随想「受けの存在」

合氣道では、攻撃を仕掛けておきながらまんまとやられる側(言い方がひどいw)を受け、攻撃を捌き技を実施する側を取りと言います。
攻撃する・攻撃を受けるという意味からすると逆の呼び方なので、初めのうちは混乱しがちです。(笑

さて、受けってそもそも何でしょう?わざわざ大げさでバレバレな攻撃を仕掛けてまんまと技をもらってやられて参ったとタップして、離れたかと思うと反対の手でまた同じことをして・・・おおかた格闘技・実戦の視点から考えると、まさに合氣道がヤラセにしか見えないといわれる原因であるとも言えます。

しかしまあ、私が今までの随想で述べてきたことを勘案すると、何となく意味は分かっていただけると思います。

武道の型は実戦のひな型ではありません。武術的な身体を得るとか、武の奥を求める、真理を体得するための方便であり道しるべであり公理公式です。また、「宇宙真理の武道的表現が合氣道である」という開祖のお言葉もあります。であれば、稽古における受けの役割は、取りがそれらをしっかりと踏まえた技ができているか否かを判定する、ジャッジのようなものです。
よくネットの掲示板で「受けが勝手に転がっている」という疑問に対し、「受けを取らないとケガをする。危ない。」という回答が付きますが、このジャッジの観点を説いた回答は見たことがありません。もちろん、ジャッジをして且つ転がるのは「危ないから受け身を取る」からですが、「何を以って危ないと判断するのか?」という疑問はジャッジの視点がないと理解しずらいと思います。

話変わって、合氣道ではよく取りと受けは刃物と砥石の関係で説明されます。刃物を研ぐためには刃物に合った砥石がいるという喩えです。刃物と砥石がお互いを磨きあって(切磋琢磨)上昇してゆくと・・・。ですが、私はジャッジのことを踏まえ、砥石は刃物より上物であるのが理想だと思います。つまり、受けは上位者が取るべきと思っています。よい刃物を質の悪い砥石で研ぐと用を為しません。質の悪い刃物でも、よい砥石で研ぐと想定以上の用を為します。

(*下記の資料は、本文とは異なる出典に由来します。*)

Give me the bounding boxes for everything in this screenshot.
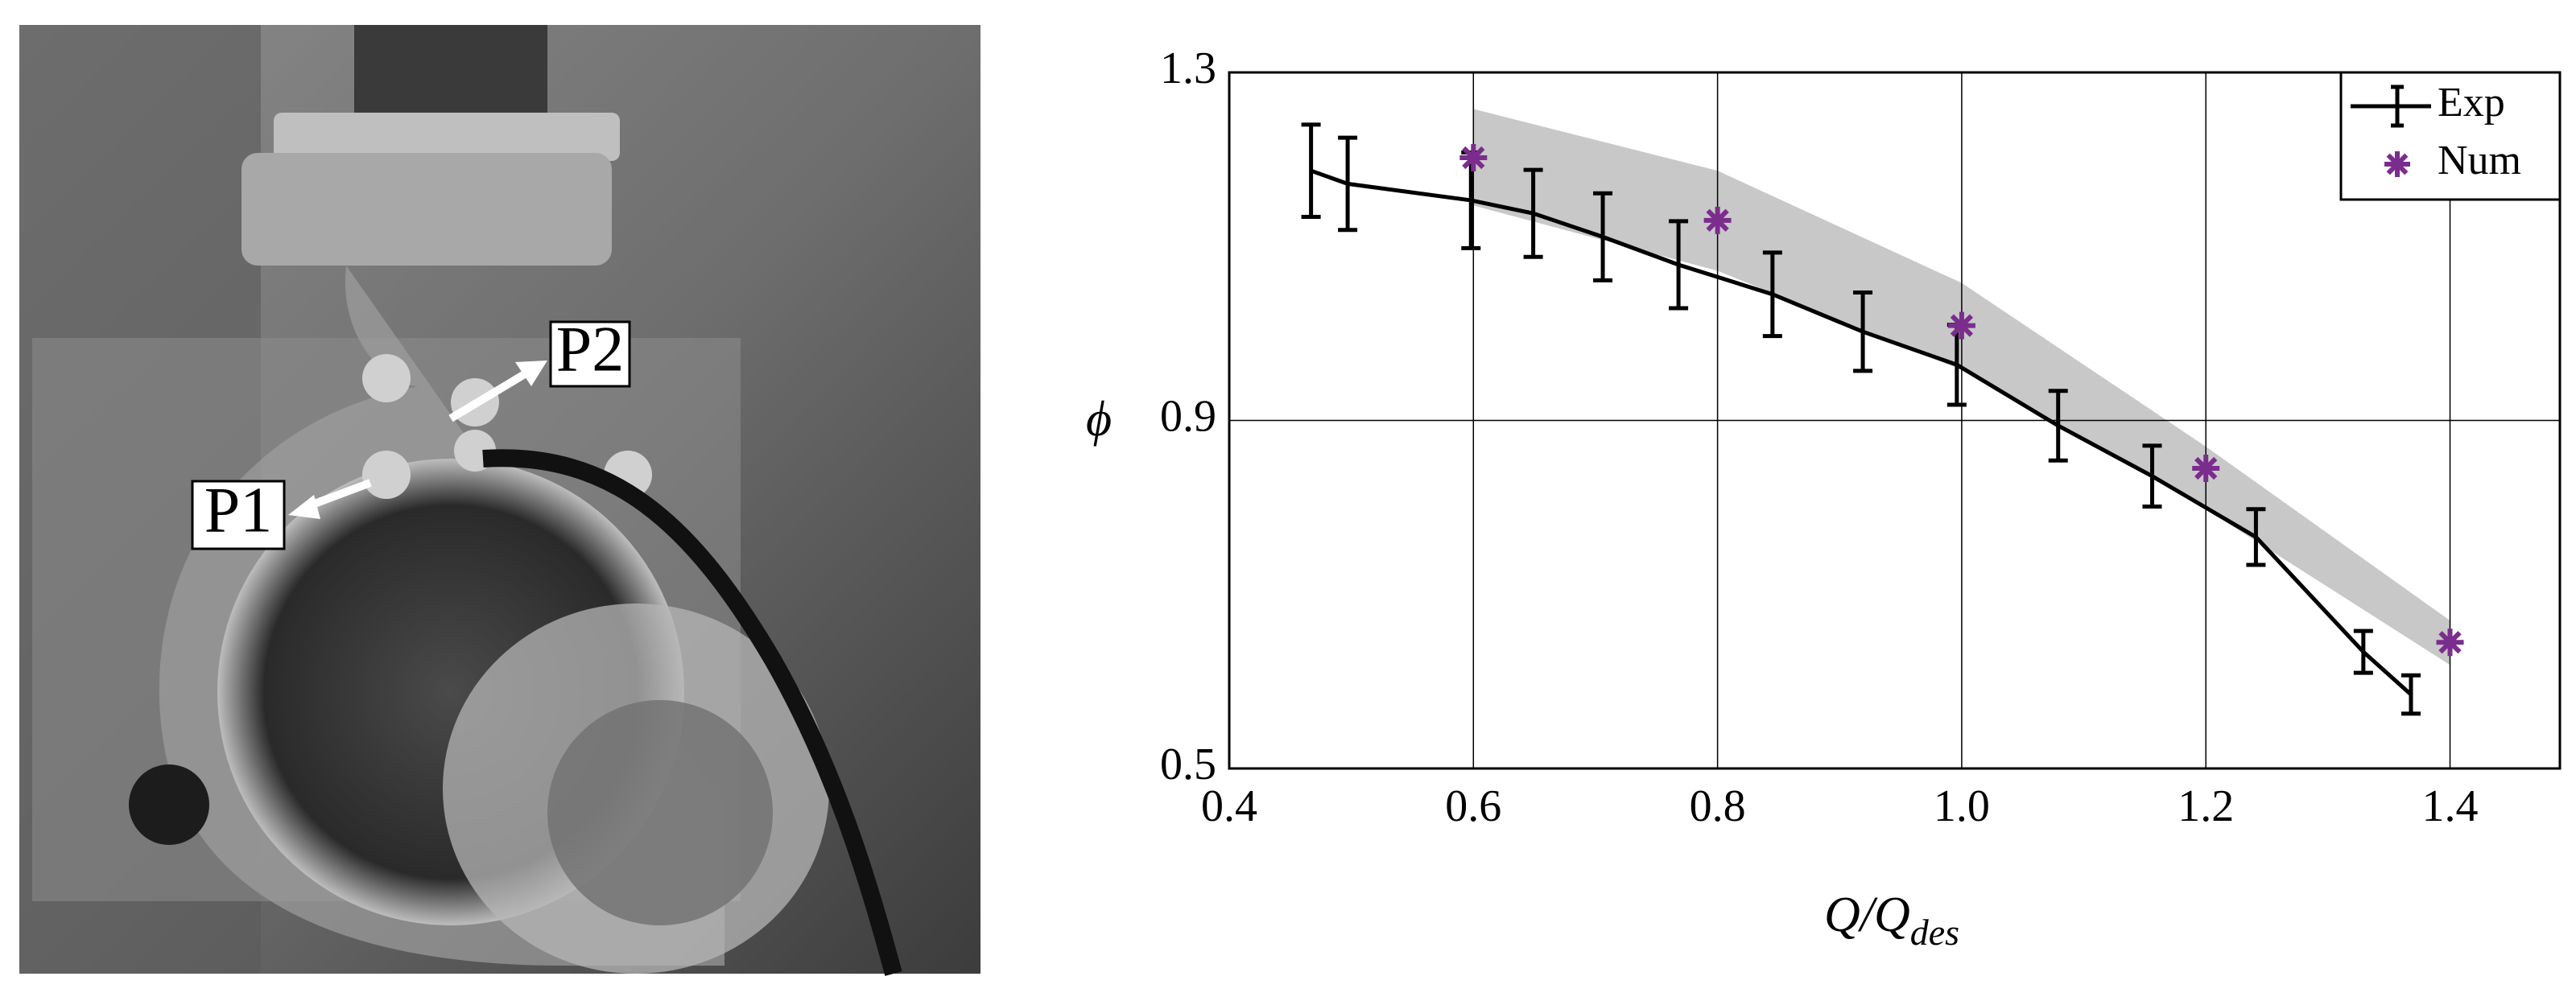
x-axis-label-main: Q/Q [1824, 888, 1910, 942]
num-marker [1947, 311, 1975, 340]
arrow-head [288, 495, 320, 519]
arrow [304, 479, 372, 511]
arrow-head [515, 360, 547, 386]
num-marker [1703, 206, 1732, 234]
error-bar [1301, 122, 1321, 219]
photo-inlet-bore [547, 700, 773, 925]
photo-cover [242, 153, 612, 266]
photo-shaft [354, 25, 547, 122]
error-bar [1669, 219, 1689, 311]
legend-box [2339, 71, 2562, 201]
legend-label: Num [2438, 138, 2521, 183]
x-axis-label: Q/Qdes [1824, 888, 1959, 952]
photo-sensor [362, 451, 411, 499]
y-axis-label: ϕ [1086, 392, 1112, 447]
error-bar [2246, 507, 2266, 567]
exp-line [1310, 168, 2413, 696]
error-bar [2353, 628, 2373, 675]
arrow [448, 366, 534, 422]
x-tick-label: 0.6 [1445, 781, 1501, 831]
photo: P2 P1 [19, 25, 980, 976]
error-bar [1338, 135, 1358, 233]
photo-label: P2 [556, 314, 625, 385]
error-bar [2048, 389, 2068, 463]
y-tick-label: 1.3 [1160, 43, 1216, 93]
y-tick-label: 0.5 [1160, 740, 1216, 789]
x-tick-label: 1.0 [1934, 781, 1990, 831]
error-bar [1853, 290, 1873, 373]
photo-label: P1 [204, 475, 273, 546]
x-axis-label-sub: des [1910, 912, 1959, 953]
error-bar [1762, 250, 1782, 339]
label-box [191, 480, 286, 550]
x-tick-label: 1.2 [2178, 781, 2234, 831]
photo-flange [274, 113, 620, 161]
x-tick-label: 1.4 [2422, 781, 2479, 831]
error-bar [1593, 191, 1613, 282]
error-bar [2142, 443, 2162, 509]
num-marker [2192, 454, 2220, 482]
photo-knob [129, 764, 209, 845]
num-marker [1459, 143, 1488, 171]
photo-sensor [362, 354, 411, 402]
error-bar [2401, 673, 2421, 716]
error-bar [1523, 167, 1543, 259]
y-tick-label: 0.9 [1160, 391, 1216, 441]
legend-label: Exp [2438, 80, 2505, 126]
photo-cable [482, 449, 902, 976]
label-box [549, 320, 631, 388]
x-tick-label: 0.8 [1690, 781, 1746, 831]
legend-symbol [2384, 151, 2410, 177]
plot-frame [1228, 71, 2562, 770]
num-marker [2436, 628, 2464, 657]
legend-symbol [2351, 84, 2431, 128]
x-tick-label: 0.4 [1201, 781, 1257, 831]
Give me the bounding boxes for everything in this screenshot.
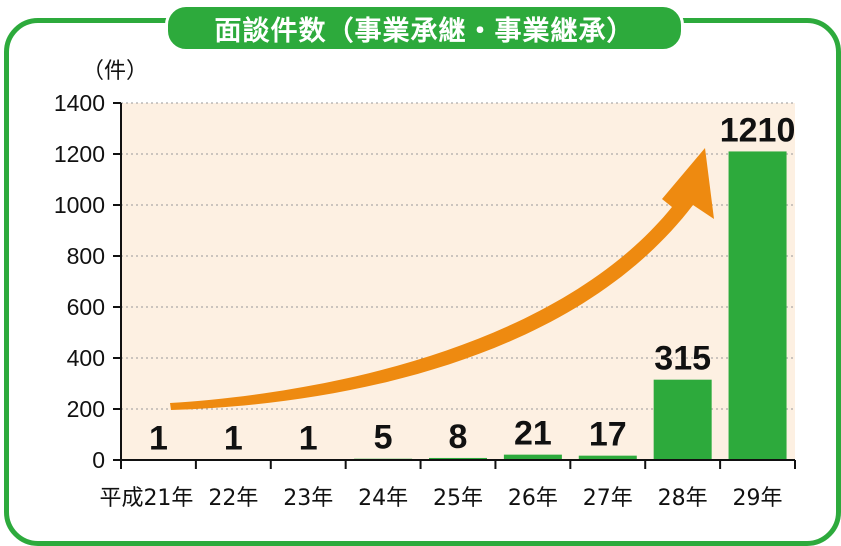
- value-label: 1: [149, 420, 168, 458]
- y-tick-label: 400: [67, 345, 105, 371]
- value-label: 1: [224, 420, 243, 458]
- bars: [129, 151, 787, 460]
- x-category-label: 28年: [658, 486, 708, 511]
- x-category-label: 25年: [433, 486, 483, 511]
- y-tick-label: 0: [92, 447, 105, 473]
- x-category-label: 24年: [358, 486, 408, 511]
- x-category-labels: 平成21年 22年 23年 24年 25年 26年 27年 28年 29年: [99, 486, 782, 511]
- trend-arrow: [170, 148, 714, 410]
- value-label: 1: [299, 420, 318, 458]
- bar: [653, 379, 712, 460]
- x-category-label: 26年: [508, 486, 558, 511]
- bar: [728, 151, 787, 460]
- title-banner: 面談件数（事業承継・事業継承）: [165, 4, 684, 52]
- x-category-label: 平成21年: [99, 486, 193, 511]
- value-labels: 1 1 1 5 8 21 17 315 1210: [149, 111, 795, 457]
- y-tick-label: 200: [67, 396, 105, 422]
- y-tick-label: 1400: [54, 90, 105, 116]
- x-category-label: 27年: [583, 486, 633, 511]
- x-category-label: 22年: [208, 486, 258, 511]
- y-tick-label: 800: [67, 243, 105, 269]
- y-axis-unit-label: （件）: [82, 59, 148, 84]
- value-label: 8: [449, 418, 468, 456]
- value-label: 315: [654, 340, 711, 378]
- x-category-label: 29年: [733, 486, 783, 511]
- y-tick-labels: 0 200 400 600 800 1000 1200 1400: [54, 90, 105, 473]
- chart-title: 面談件数（事業承継・事業継承）: [214, 15, 635, 47]
- bar: [578, 455, 637, 460]
- value-label: 5: [374, 419, 393, 457]
- y-tick-label: 600: [67, 294, 105, 320]
- bar: [429, 457, 487, 460]
- x-category-label: 23年: [283, 486, 333, 511]
- value-label: 17: [589, 416, 627, 454]
- value-label: 1210: [720, 111, 796, 149]
- y-tick-label: 1200: [54, 141, 105, 167]
- value-label: 21: [514, 415, 552, 453]
- axes: [113, 102, 796, 469]
- y-tick-label: 1000: [54, 192, 105, 218]
- bar: [503, 454, 562, 460]
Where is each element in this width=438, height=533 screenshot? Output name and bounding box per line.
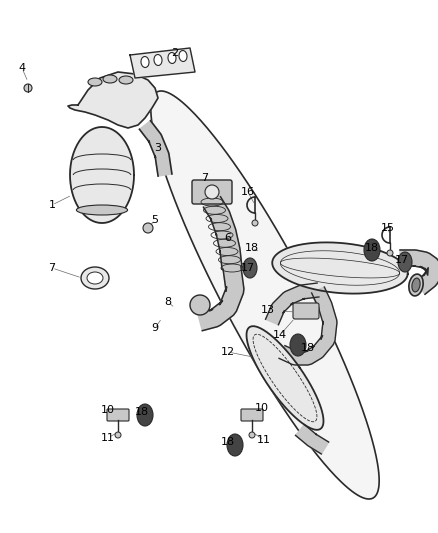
Ellipse shape <box>119 76 133 84</box>
Text: 13: 13 <box>261 305 275 315</box>
Text: 10: 10 <box>101 405 115 415</box>
Ellipse shape <box>205 185 219 199</box>
Text: 9: 9 <box>152 323 159 333</box>
Ellipse shape <box>81 267 109 289</box>
Text: 10: 10 <box>255 403 269 413</box>
Text: 3: 3 <box>155 143 162 153</box>
Text: 18: 18 <box>365 243 379 253</box>
Text: 17: 17 <box>241 263 255 273</box>
Text: 7: 7 <box>49 263 56 273</box>
Ellipse shape <box>137 404 153 426</box>
Circle shape <box>249 432 255 438</box>
Ellipse shape <box>398 252 412 272</box>
Polygon shape <box>151 91 379 499</box>
Polygon shape <box>204 197 242 269</box>
Ellipse shape <box>154 54 162 66</box>
Text: 18: 18 <box>245 243 259 253</box>
Polygon shape <box>265 283 319 325</box>
Text: 7: 7 <box>201 173 208 183</box>
Ellipse shape <box>290 334 306 356</box>
Polygon shape <box>198 267 244 330</box>
FancyBboxPatch shape <box>192 180 232 204</box>
Text: 18: 18 <box>301 343 315 353</box>
Text: 11: 11 <box>257 435 271 445</box>
Text: 15: 15 <box>381 223 395 233</box>
Polygon shape <box>400 250 438 294</box>
Ellipse shape <box>190 295 210 315</box>
Ellipse shape <box>243 258 257 278</box>
Ellipse shape <box>364 239 380 261</box>
Ellipse shape <box>179 51 187 61</box>
Circle shape <box>252 220 258 226</box>
Text: 2: 2 <box>171 48 179 58</box>
FancyBboxPatch shape <box>107 409 129 421</box>
Ellipse shape <box>103 75 117 83</box>
Text: 11: 11 <box>101 433 115 443</box>
Text: 12: 12 <box>221 347 235 357</box>
FancyBboxPatch shape <box>241 409 263 421</box>
Ellipse shape <box>227 434 243 456</box>
Text: 4: 4 <box>18 63 25 73</box>
Ellipse shape <box>168 53 176 63</box>
Ellipse shape <box>141 56 149 68</box>
Text: 18: 18 <box>135 407 149 417</box>
Circle shape <box>387 250 393 256</box>
Text: 6: 6 <box>225 233 232 243</box>
Polygon shape <box>272 243 408 294</box>
Text: 8: 8 <box>164 297 172 307</box>
Polygon shape <box>247 326 324 430</box>
Text: 17: 17 <box>395 255 409 265</box>
Text: 14: 14 <box>273 330 287 340</box>
Text: 16: 16 <box>241 187 255 197</box>
Polygon shape <box>139 121 172 176</box>
Circle shape <box>143 223 153 233</box>
Polygon shape <box>70 127 134 223</box>
Polygon shape <box>279 287 337 365</box>
FancyBboxPatch shape <box>293 303 319 319</box>
Ellipse shape <box>412 278 420 292</box>
Circle shape <box>115 432 121 438</box>
Polygon shape <box>68 72 158 128</box>
Text: 5: 5 <box>152 215 159 225</box>
Circle shape <box>24 84 32 92</box>
Ellipse shape <box>76 205 127 215</box>
Polygon shape <box>130 48 195 78</box>
Ellipse shape <box>87 272 103 284</box>
Ellipse shape <box>409 274 423 296</box>
Text: 18: 18 <box>221 437 235 447</box>
Text: 1: 1 <box>49 200 56 210</box>
Ellipse shape <box>88 78 102 86</box>
Polygon shape <box>296 425 328 454</box>
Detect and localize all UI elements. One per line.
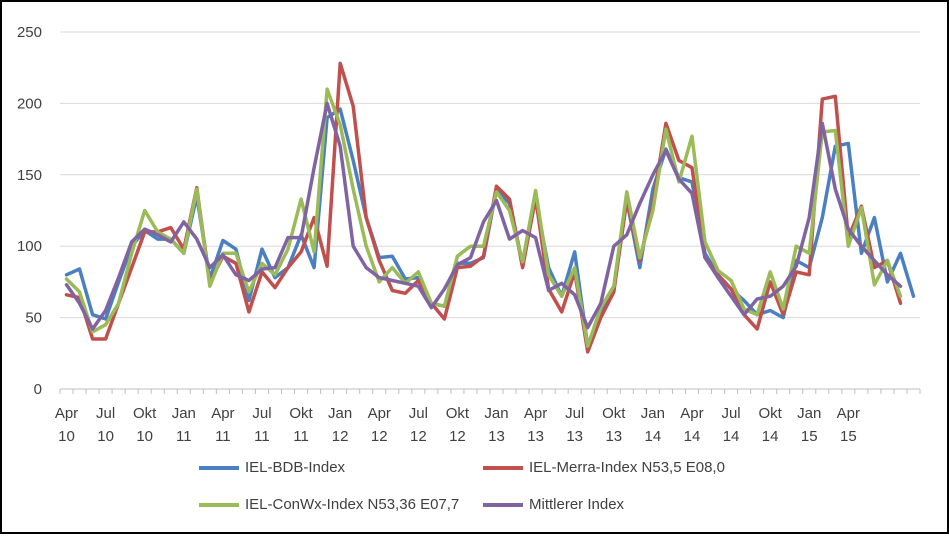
x-tick-label-year: 13 — [605, 428, 622, 445]
x-tick-label-month: Jan — [328, 405, 352, 422]
x-tick-label-month: Jul — [721, 405, 740, 422]
x-tick-label-year: 12 — [449, 428, 466, 445]
x-tick-label-year: 14 — [684, 428, 701, 445]
x-tick-label-year: 15 — [840, 428, 857, 445]
x-tick-label-year: 12 — [410, 428, 427, 445]
x-tick-label-month: Jan — [484, 405, 508, 422]
y-tick-label: 100 — [17, 238, 42, 255]
x-tick-label-month: Apr — [680, 405, 703, 422]
x-tick-label-month: Apr — [55, 405, 78, 422]
x-tick-label-year: 10 — [136, 428, 153, 445]
y-axis-tick-labels: 0 50 100 150 200 250 — [17, 24, 42, 398]
x-tick-label-month: Jul — [409, 405, 428, 422]
x-tick-label-year: 10 — [97, 428, 114, 445]
x-tick-label-month: Jan — [172, 405, 196, 422]
x-tick-label-year: 13 — [527, 428, 544, 445]
x-tick-label-year: 13 — [566, 428, 583, 445]
x-tick-label-month: Apr — [211, 405, 234, 422]
x-tick-label-year: 15 — [801, 428, 818, 445]
x-tick-label-month: Apr — [524, 405, 547, 422]
x-tick-label-year: 14 — [762, 428, 779, 445]
y-tick-label: 0 — [34, 381, 42, 398]
x-tick-label-year: 10 — [58, 428, 75, 445]
x-tick-label-month: Okt — [446, 405, 470, 422]
x-tick-label-month: Okt — [133, 405, 157, 422]
x-tick-label-year: 11 — [176, 428, 192, 445]
x-tick-label-month: Apr — [837, 405, 860, 422]
x-tick-label-year: 14 — [723, 428, 740, 445]
x-tick-label-year: 12 — [332, 428, 349, 445]
series-line-4 — [64, 101, 903, 331]
x-tick-label-year: 12 — [371, 428, 388, 445]
x-tick-label-year: 11 — [293, 428, 309, 445]
x-tick-label-year: 14 — [645, 428, 662, 445]
y-tick-label: 150 — [17, 167, 42, 184]
x-tick-label-month: Jul — [96, 405, 115, 422]
x-tick-label-month: Jan — [797, 405, 821, 422]
x-tick-label-month: Okt — [602, 405, 626, 422]
y-tick-label: 250 — [17, 24, 42, 41]
series-line-3 — [64, 87, 903, 348]
x-tick-label-month: Okt — [758, 405, 782, 422]
x-axis: Apr 10 Jul 10 Okt 10 Jan 11 Apr 11 Jul 11 Okt 11 Jan 12… — [55, 388, 921, 445]
y-tick-label: 200 — [17, 95, 42, 112]
y-tick-label: 50 — [25, 310, 42, 327]
x-tick-label-year: 11 — [254, 428, 270, 445]
x-tick-label-month: Jan — [641, 405, 665, 422]
x-tick-label-year: 13 — [488, 428, 505, 445]
x-tick-label-month: Apr — [368, 405, 391, 422]
series-lines — [64, 61, 916, 354]
x-tick-label-month: Jul — [252, 405, 271, 422]
x-tick-label-year: 11 — [215, 428, 231, 445]
x-tick-label-month: Jul — [565, 405, 584, 422]
x-tick-label-month: Okt — [289, 405, 313, 422]
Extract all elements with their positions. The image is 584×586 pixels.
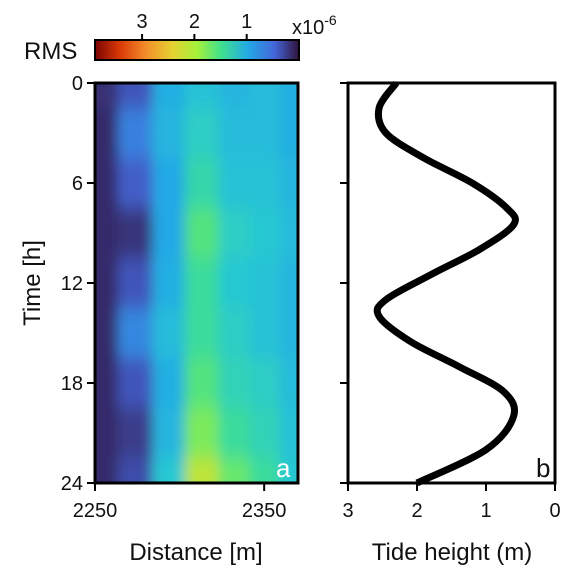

話戻って、技を理解するには受けとしてその感触を味わうことも大事であることは言うまでもありません。結局、受けと取りの回数はおおむね半々になります。
受けと取りが同回数ずつ技をやって受けてをする背景にはこれだけの要素が潜んでいるんです、ということに最近気づきました。

再び、話は脱線しますが、刃物を研ぐ砥石って、そのまま使い続けちゃダメなのをご存知ですか?
ずっと刃物を研いでいると、よく使う中央部分だけがへこんでしまって平面が崩れ、正しい平面で刃物を研げなくなって、刃物が歪んでしまうのです。
そこで、たまにダイヤモンド砥石やセメントブロックで砥石を「面直し」して平面を保つのです。
大工道具のカンナも使い続けていると、削る材と接触する面が崩れる(こちらは線接触が崩れて面接触となり、抵抗が増す)ので、台直しカンナというものを使って、やはりカンナを調整するのです。

話はさらに脱線して・・・、工業的に高精度の「平面」を作る場合は、1種類の砥石だけを使うと、材と砥石が同じ球面で削れて、平面になりません。しかし、材と1種類の砥石ではその球面を検知・修正できません。そこで、もう一つ砥石を用意して、それも用いて削るんです。そうすると、材と砥石1と砥石2の3つそれぞれがすべて等しく接するのは平面しかないため、高精度の平面を得られるそうです。これを「三面摺り」と言います。古くから伝わる技術です。

私はこの三面摺りは武道にも当てはまると最近考えています。
武道1種では、その歪みを検知できません。他の武道を併修するもよし、武道に限らず何かを修めるもよし・・・と。

道は山頂を目指す道。目指す山頂は同じだが、道は複数ある。よその道を見て文句をいうのは「筋」違い。たまには自分の歩む道をよその道から眺めてみるのも意味があるのでは・・・?と。